Logging Service: Log ingestion disruption during outage window
Traps: Log viewing in Traps management service
Panorama: Log viewing for GlobalProtect cloud service and next-generation firewalls

Mitigation Efforts

To speed resolution, we paused indexing of new logs into the Logging Service from 11:20am to 10:10pm PDT on October 18, 2018, followed by a controlled resumption of log indexing. During the downtime, logs continued to be collected by Logging Service, but were delayed for processing to ensure stability of the service. After the service returned to normal, a small number of customers may have experienced a delay in viewing the latest, as the system caught up with all cached logs. The duration of the delay varies by customer, depending on data volume and ingestion rate.

Root Cause

We discovered an issue with certain log formats that lead to an unexpected load on log indexing clusters.
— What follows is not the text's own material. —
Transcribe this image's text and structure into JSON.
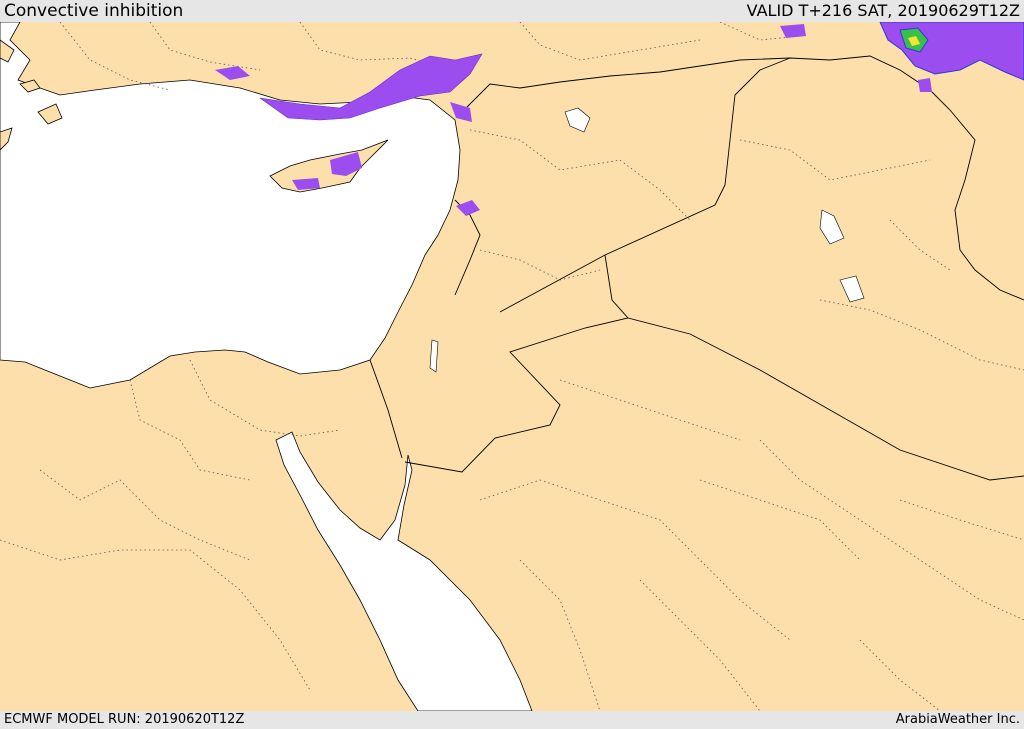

We have implemented effective short-term measures to handle these log formats and continue to work on permanent fixes. We expect that ingestion and indexing will continue without issue. We continue to monitor the log viewing gap and catch-up rate to ensure all customers can access their data in a timely manner.
Posted Oct 19, 2018 - 23:01 UTC
Update
Since October, 12th 2018 Logging Service in the Americas region has been experiencing intermittent log ingestion outages for a small number of customers. During the outage windows affected customers can access historical logs, and the service continues to collect and cache new information, but there will be a delay in its availability.

Affected Services

Logging Service: Log Ingestion
Traps: Log viewing in Traps management service
Panorama: Log viewing for GlobalProtect cloud service, and next-generation firewalls

Mitigation Efforts

Restoring all services to 100% is our top priority. To speed resolution, we have paused ingestion of new logs into the Logging Service for approximately six hours. During this time customers will not experience data loss, as it continues to be collected and cached. After the service resumes customers may see a delay in viewing their latest data as the system returns to normal operations.

Root Cause

We are actively investigation root cause and will provide a full update when more details are available.
Posted Oct 18, 2018 - 22:18 UTC
Monitoring
A fix has been implemented and we are monitoring the results.
Posted Oct 17, 2018 - 04:39 UTC
Identified
We are currently experiencing ingestion outage with Logging Service in Americas. We are actively working on this and will post updates on the status.
Posted Oct 16, 2018 - 22:28 UTC
This incident affected: Cortex Data Lake (United States - Americas).